Le projet même de ce film, et le destin de Mohammad Rasoulof, forcé de quitter son pays à pied pour échapper aux répressions du régime, et qui arrive en Europe à temps pour présenter son film à Cannes… Ce contexte donnait une furieuse envie de l’aimer, ce film. C’est rien de dire que c’est le cas : plus encore que son précédent long métrage, Les Graines du figuier sauvage (titre sublime) est une merveille de cinéma, un film à la fois frontal et allégorique absolument magnifique.
En y repensant quelques heures après être sorti de la salle, deux détails s’imposent et surprennent. D’abord, le film dure 2h46, ce qui semble incroyable tant l’expérience est immersive et semble condensée. Ensuite, la très grande majorité du métrage se résume à une espèce de huis clos (dans plusieurs lieux : un appartement en ville, puis une maison de campagne, enfin une ville en ruines) entre les quatre membres d’une même famille.
Le père, la mère, et leurs deux filles. Et une petite poignée d’autres personnages qui n’apparaissent au fond que brièvement. Pourtant, on sort du film avec la sensation d’avoir vu une grande fresque sur l’histoire en marche de tout un pays. Ce qu’est le film, au fond, mais concentré sur une famille dont on ne voit d’abord que le confort bourgeois, et les liens si forts et sincères qui les unissent.
Ils s’aiment, ces quatre là, c’est flagrant. Et la vie qu’ils mènent derrière les murs de ce bel appartement n’est pas loin de ressembler aux nôtres : on parle, on mange, on passe du temps sur son téléphone ou devant la télé, on rêve d’une maison plus grande… Bref, on vit, sans que rien ne vienne troubler ce bel équilibre.
Bien sûr, il y a ce voile que les femmes doivent enfiler avant de sortir : très serré pour la mère, un peu plus lâche pour les deux grandes filles. Il y a aussi cette manière dont la mère arrondit constamment les angles pour son mari, ouvertement tournée vers ses désirs à lui, et sur l’harmonie de sa famille. Et il y a ces propos flirtant avec le libertarisme que commencent à tenir les filles. La faute à leurs fréquentations étudiantes, sans doute…
« Ça leur passera », assure le père, tout à sa promotion : il vient d’être nommé « enquêteur », la dernière marche avant de devenir juge du tribunal révolutionnaire.
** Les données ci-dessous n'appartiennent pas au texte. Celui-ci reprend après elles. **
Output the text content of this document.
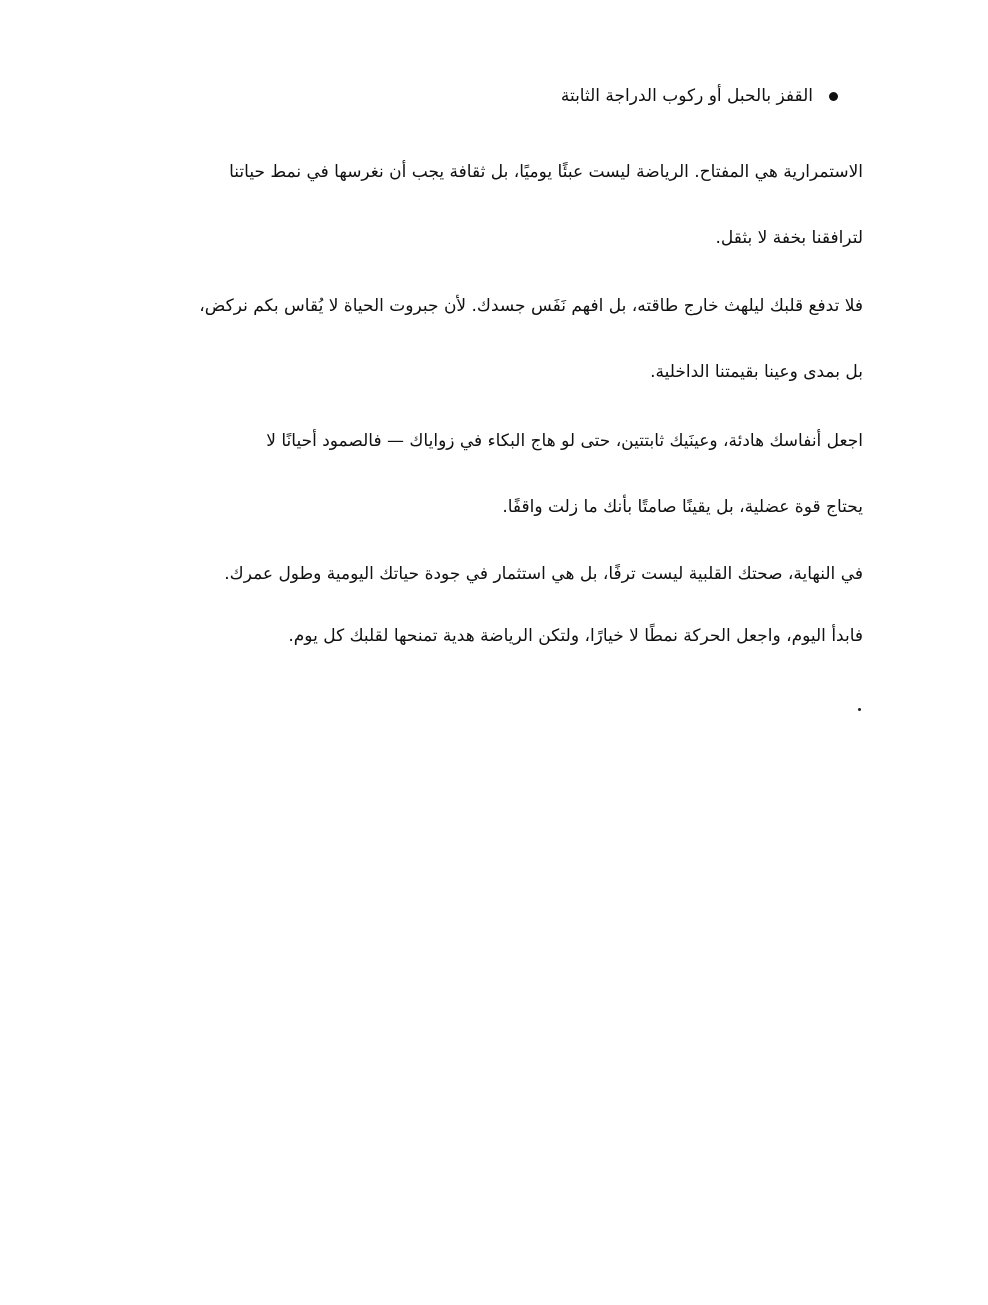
القفز بالحبل أو ركوب الدراجة الثابتة
الاستمرارية هي المفتاح. الرياضة ليست عبئًا يوميًا، بل ثقافة يجب أن نغرسها في نمط حياتنا
لترافقنا بخفة لا بثقل.
فلا تدفع قلبك ليلهث خارج طاقته، بل افهم نَفَس جسدك. لأن جبروت الحياة لا يُقاس بكم نركض،
بل بمدى وعينا بقيمتنا الداخلية.
اجعل أنفاسك هادئة، وعينَيك ثابتتين، حتى لو هاج البكاء في زواياك — فالصمود أحيانًا لا
يحتاج قوة عضلية، بل يقينًا صامتًا بأنك ما زلت واقفًا.
في النهاية، صحتك القلبية ليست ترفًا، بل هي استثمار في جودة حياتك اليومية وطول عمرك.
فابدأ اليوم، واجعل الحركة نمطًا لا خيارًا، ولتكن الرياضة هدية تمنحها لقلبك كل يوم.
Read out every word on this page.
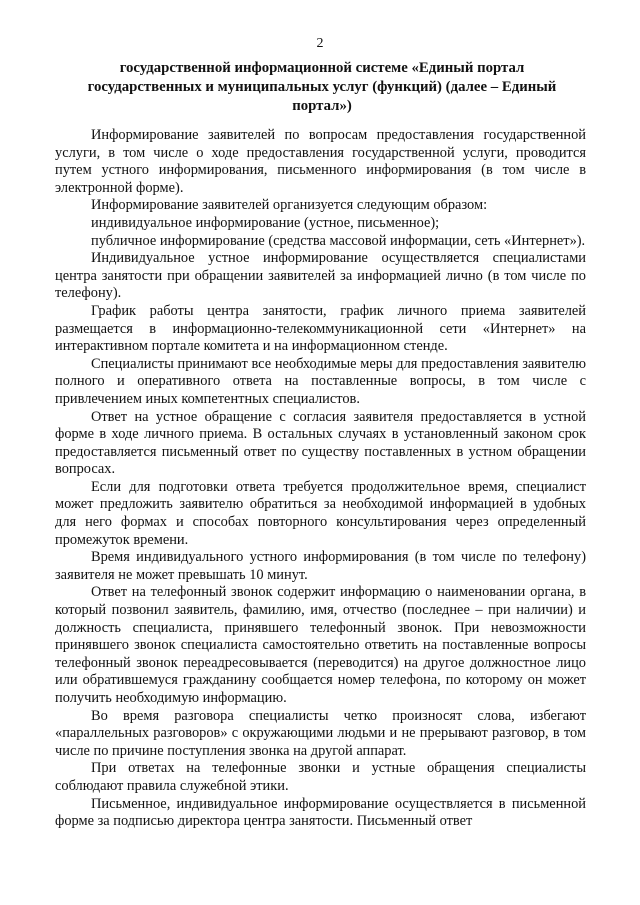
2
государственной информационной системе «Единый портал государственных и муниципальных услуг (функций) (далее – Единый портал»)

Информирование заявителей по вопросам предоставления государственной услуги, в том числе о ходе предоставления государственной услуги, проводится путем устного информирования, письменного информирования (в том числе в электронной форме).

Информирование заявителей организуется следующим образом:

индивидуальное информирование (устное, письменное);

публичное информирование (средства массовой информации, сеть «Интернет»).

Индивидуальное устное информирование осуществляется специалистами центра занятости при обращении заявителей за информацией лично (в том числе по телефону).

График работы центра занятости, график личного приема заявителей размещается в информационно-телекоммуникационной сети «Интернет» на интерактивном портале комитета и на информационном стенде.

Специалисты принимают все необходимые меры для предоставления заявителю полного и оперативного ответа на поставленные вопросы, в том числе с привлечением иных компетентных специалистов.

Ответ на устное обращение с согласия заявителя предоставляется в устной форме в ходе личного приема. В остальных случаях в установленный законом срок предоставляется письменный ответ по существу поставленных в устном обращении вопросах.

Если для подготовки ответа требуется продолжительное время, специалист может предложить заявителю обратиться за необходимой информацией в удобных для него формах и способах повторного консультирования через определенный промежуток времени.

Время индивидуального устного информирования (в том числе по телефону) заявителя не может превышать 10 минут.

Ответ на телефонный звонок содержит информацию о наименовании органа, в который позвонил заявитель, фамилию, имя, отчество (последнее – при наличии) и должность специалиста, принявшего телефонный звонок. При невозможности принявшего звонок специалиста самостоятельно ответить на поставленные вопросы телефонный звонок переадресовывается (переводится) на другое должностное лицо или обратившемуся гражданину сообщается номер телефона, по которому он может получить необходимую информацию.

Во время разговора специалисты четко произносят слова, избегают «параллельных разговоров» с окружающими людьми и не прерывают разговор, в том числе по причине поступления звонка на другой аппарат.

При ответах на телефонные звонки и устные обращения специалисты соблюдают правила служебной этики.

Письменное, индивидуальное информирование осуществляется в письменной форме за подписью директора центра занятости. Письменный ответ
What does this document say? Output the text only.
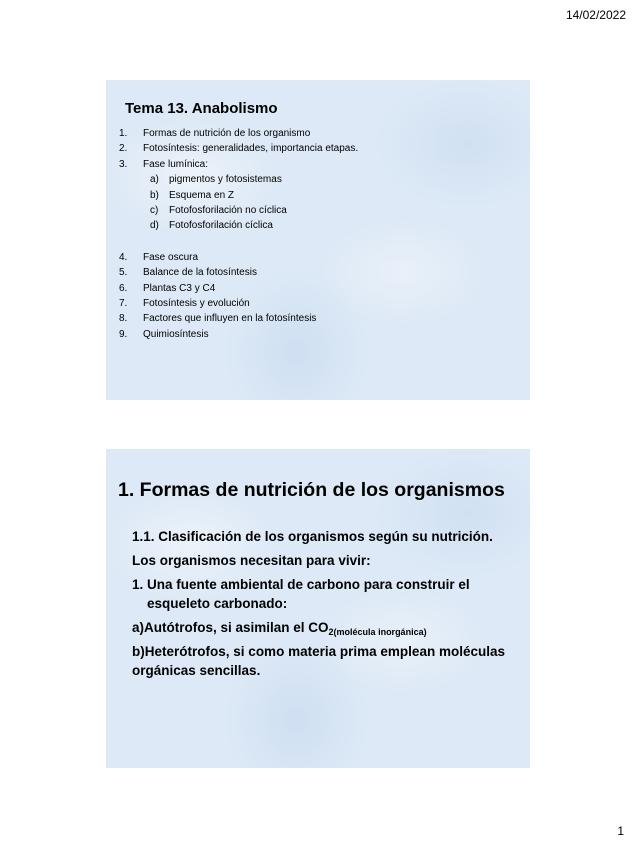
14/02/2022
Tema 13. Anabolismo
1.	Formas de nutrición de los organismo
2.	Fotosíntesis: generalidades, importancia etapas.
3.	Fase lumínica:
a)	pigmentos y fotosistemas
b)	Esquema en Z
c)	Fotofosforilación no cíclica
d)	Fotofosforilación cíclica
4.	Fase oscura
5.	Balance de la fotosíntesis
6.	Plantas C3 y C4
7.	Fotosíntesis y evolución
8.	Factores que influyen en la fotosíntesis
9.	Quimiosíntesis
1. Formas de nutrición de los organismos

1.1. Clasificación de los organismos según su nutrición.

Los organismos necesitan para vivir:

1. Una fuente ambiental de carbono para construir el esqueleto carbonado:

a)Autótrofos, si asimilan el $CO_{2(molécula inorgánica)}$

b)Heterótrofos, si como materia prima emplean moléculas orgánicas sencillas.

1
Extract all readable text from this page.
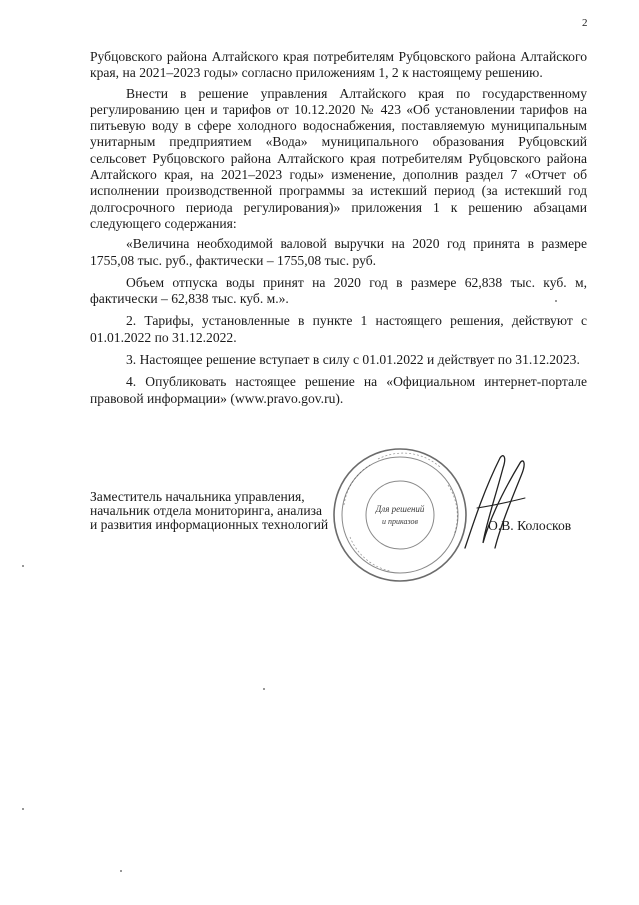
2

Рубцовского района Алтайского края потребителям Рубцовского района Алтайского края, на 2021–2023 годы» согласно приложениям 1, 2 к настоящему решению.

Внести в решение управления Алтайского края по государственному регулированию цен и тарифов от 10.12.2020 № 423 «Об установлении тарифов на питьевую воду в сфере холодного водоснабжения, поставляемую муниципальным унитарным предприятием «Вода» муниципального образования Рубцовский сельсовет Рубцовского района Алтайского края потребителям Рубцовского района Алтайского края, на 2021–2023 годы» изменение, дополнив раздел 7 «Отчет об исполнении производственной программы за истекший период (за истекший год долгосрочного периода регулирования)» приложения 1 к решению абзацами следующего содержания:

«Величина необходимой валовой выручки на 2020 год принята в размере 1755,08 тыс. руб., фактически – 1755,08 тыс. руб.

Объем отпуска воды принят на 2020 год в размере 62,838 тыс. куб. м, фактически – 62,838 тыс. куб. м.».

2. Тарифы, установленные в пункте 1 настоящего решения, действуют с 01.01.2022 по 31.12.2022.

3. Настоящее решение вступает в силу с 01.01.2022 и действует по 31.12.2023.

4. Опубликовать настоящее решение на «Официальном интернет-портале правовой информации» (www.pravo.gov.ru).

Заместитель начальника управления,
начальник отдела мониторинга, анализа
и развития информационных технологий
Для решений
и приказов	О.В. Колосков
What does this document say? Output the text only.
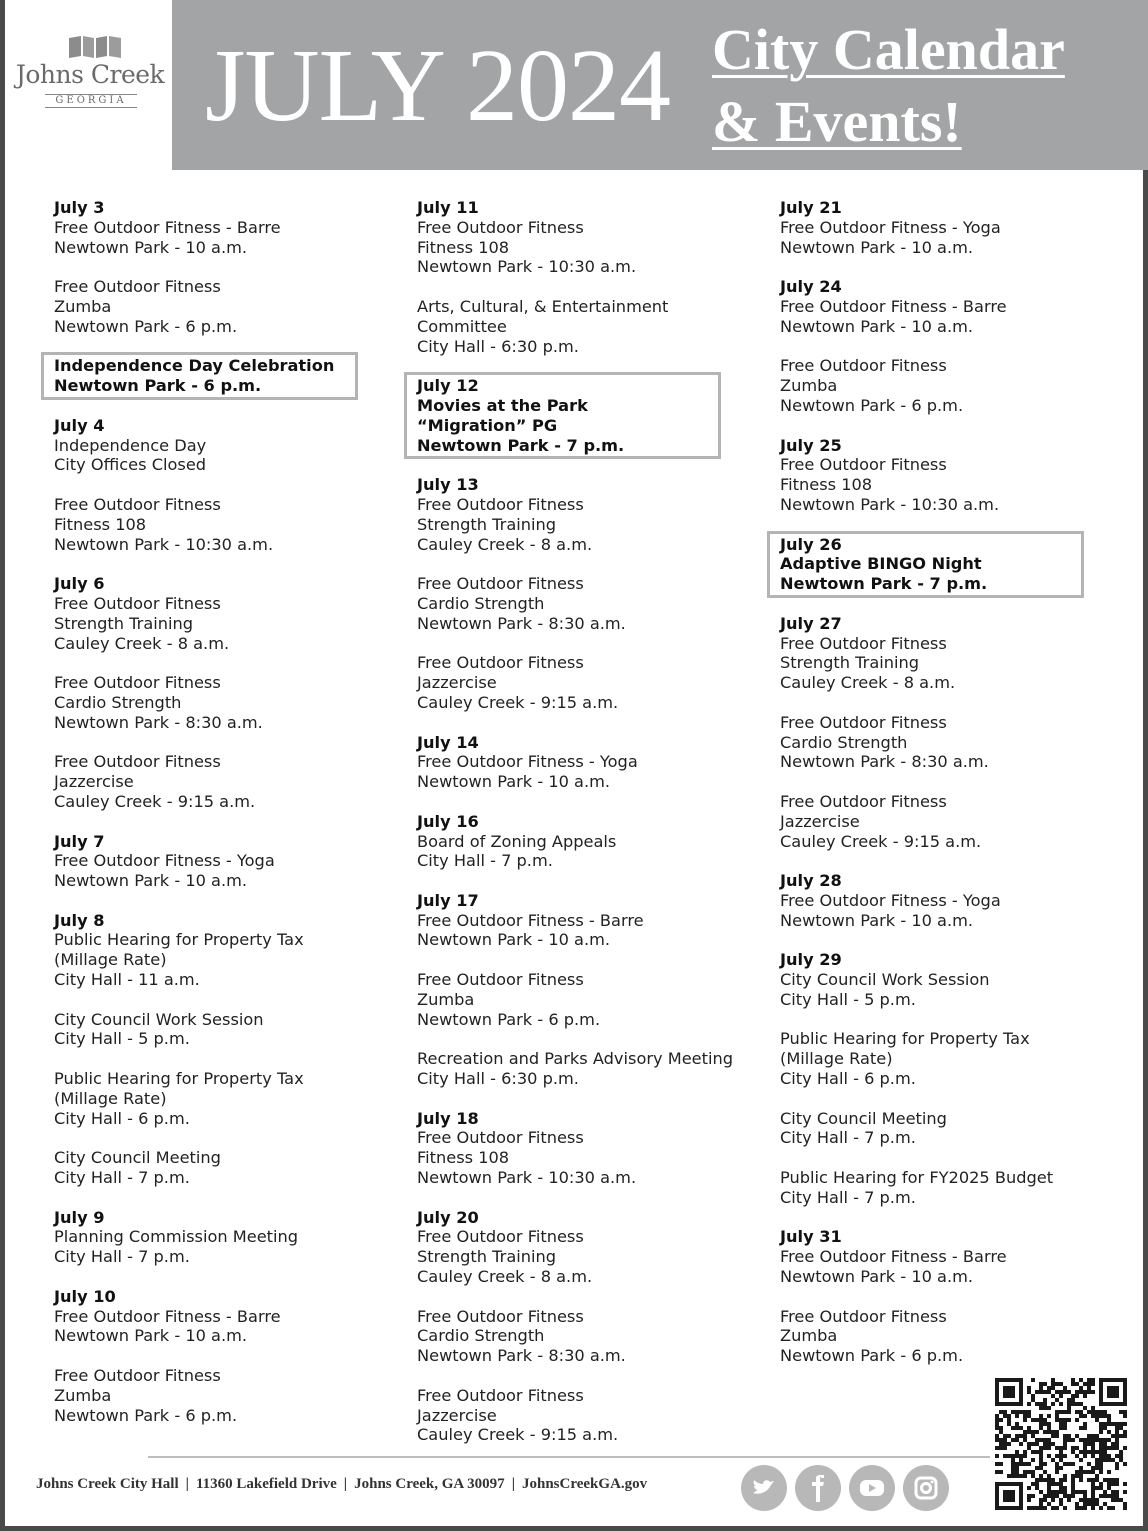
Johns Creek
GEORGIA JULY 2024 City Calendar
& Events!
July 3
Free Outdoor Fitness - Barre
Newtown Park - 10 a.m.
Free Outdoor Fitness
Zumba
Newtown Park - 6 p.m.
Independence Day Celebration
Newtown Park - 6 p.m.
July 4
Independence Day
City Offices Closed
Free Outdoor Fitness
Fitness 108
Newtown Park - 10:30 a.m.
July 6
Free Outdoor Fitness
Strength Training
Cauley Creek - 8 a.m.
Free Outdoor Fitness
Cardio Strength
Newtown Park - 8:30 a.m.
Free Outdoor Fitness
Jazzercise
Cauley Creek - 9:15 a.m.
July 7
Free Outdoor Fitness - Yoga
Newtown Park - 10 a.m.
July 8
Public Hearing for Property Tax
(Millage Rate)
City Hall - 11 a.m.
City Council Work Session
City Hall - 5 p.m.
Public Hearing for Property Tax
(Millage Rate)
City Hall - 6 p.m.
City Council Meeting
City Hall - 7 p.m.
July 9
Planning Commission Meeting
City Hall - 7 p.m.
July 10
Free Outdoor Fitness - Barre
Newtown Park - 10 a.m.
Free Outdoor Fitness
Zumba
Newtown Park - 6 p.m.
July 11
Free Outdoor Fitness
Fitness 108
Newtown Park - 10:30 a.m.
Arts, Cultural, & Entertainment
Committee
City Hall - 6:30 p.m.
July 12
Movies at the Park
“Migration” PG
Newtown Park - 7 p.m.
July 13
Free Outdoor Fitness
Strength Training
Cauley Creek - 8 a.m.
Free Outdoor Fitness
Cardio Strength
Newtown Park - 8:30 a.m.
Free Outdoor Fitness
Jazzercise
Cauley Creek - 9:15 a.m.
July 14
Free Outdoor Fitness - Yoga
Newtown Park - 10 a.m.
July 16
Board of Zoning Appeals
City Hall - 7 p.m.
July 17
Free Outdoor Fitness - Barre
Newtown Park - 10 a.m.
Free Outdoor Fitness
Zumba
Newtown Park - 6 p.m.
Recreation and Parks Advisory Meeting
City Hall - 6:30 p.m.
July 18
Free Outdoor Fitness
Fitness 108
Newtown Park - 10:30 a.m.
July 20
Free Outdoor Fitness
Strength Training
Cauley Creek - 8 a.m.
Free Outdoor Fitness
Cardio Strength
Newtown Park - 8:30 a.m.
Free Outdoor Fitness
Jazzercise
Cauley Creek - 9:15 a.m.
July 21
Free Outdoor Fitness - Yoga
Newtown Park - 10 a.m.
July 24
Free Outdoor Fitness - Barre
Newtown Park - 10 a.m.
Free Outdoor Fitness
Zumba
Newtown Park - 6 p.m.
July 25
Free Outdoor Fitness
Fitness 108
Newtown Park - 10:30 a.m.
July 26
Adaptive BINGO Night
Newtown Park - 7 p.m.
July 27
Free Outdoor Fitness
Strength Training
Cauley Creek - 8 a.m.
Free Outdoor Fitness
Cardio Strength
Newtown Park - 8:30 a.m.
Free Outdoor Fitness
Jazzercise
Cauley Creek - 9:15 a.m.
July 28
Free Outdoor Fitness - Yoga
Newtown Park - 10 a.m.
July 29
City Council Work Session
City Hall - 5 p.m.
Public Hearing for Property Tax
(Millage Rate)
City Hall - 6 p.m.
City Council Meeting
City Hall - 7 p.m.
Public Hearing for FY2025 Budget
City Hall - 7 p.m.
July 31
Free Outdoor Fitness - Barre
Newtown Park - 10 a.m.
Free Outdoor Fitness
Zumba
Newtown Park - 6 p.m.
Johns Creek City Hall | 11360 Lakefield Drive | Johns Creek, GA 30097 | JohnsCreekGA.gov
En d’autres termes, mais il ne le découvre qu’une fois en poste : son boulot désormais, c’est de signer les arrêtés envoyant les accusés à la mort. Ce qu’il a bien du mal à assumer. Dans un premier temps en tout cas.
En filmant cette famille tiraillée entre deux visions de la société, Rasoulof donne corps aux tourments hallucinants de son pays, qu’il ausculte sans jamais céder à la facilité. Parce que, en dépit des réalités de son job, malgré les aspirations des jeunes, le lien qui unit cette famille demeure, tenu à bout de bras et de dévouement par cette mère qui semble si forte, mais qu’on sent totalement tiraillée.
Un événement vient tout bousculer : la disparition de l’arme de service du père, et le soupçon qui s’installe autour de l’identité du voleur, forcément un membre de la famille. Cette disparition met en place plus qu’un trouble, un véritable malaise, et bientôt une rupture radicale, à la fois dans le ton et dans le décor.
Loin de Téhéran, le contexte historique en marche disparaît. La situation du pays et son destin se résument à cette famille si unie transformée en anti-héros d’une espèce de film noir (et gorgée de soleil), non pas autour d’un mystérieux trésor, mais d’une prise de conscience, de cette volonté enfin revendiquée de ne plus s’asseoir devant l’homme dominant. De résister, et de vivre.
C’est fort, c’est beau, c’est plein de vie et d’un fol espoir. Les Graines du figuier sauvage, dont on espère qu’il n’est pas le dernier film iranien de Rasoulof, est un chef d’œuvre, le genre de (grands) films dont on se dit que, peut-être, ils peuvent changer le monde. A défaut, il restera un grand moment de cinéma.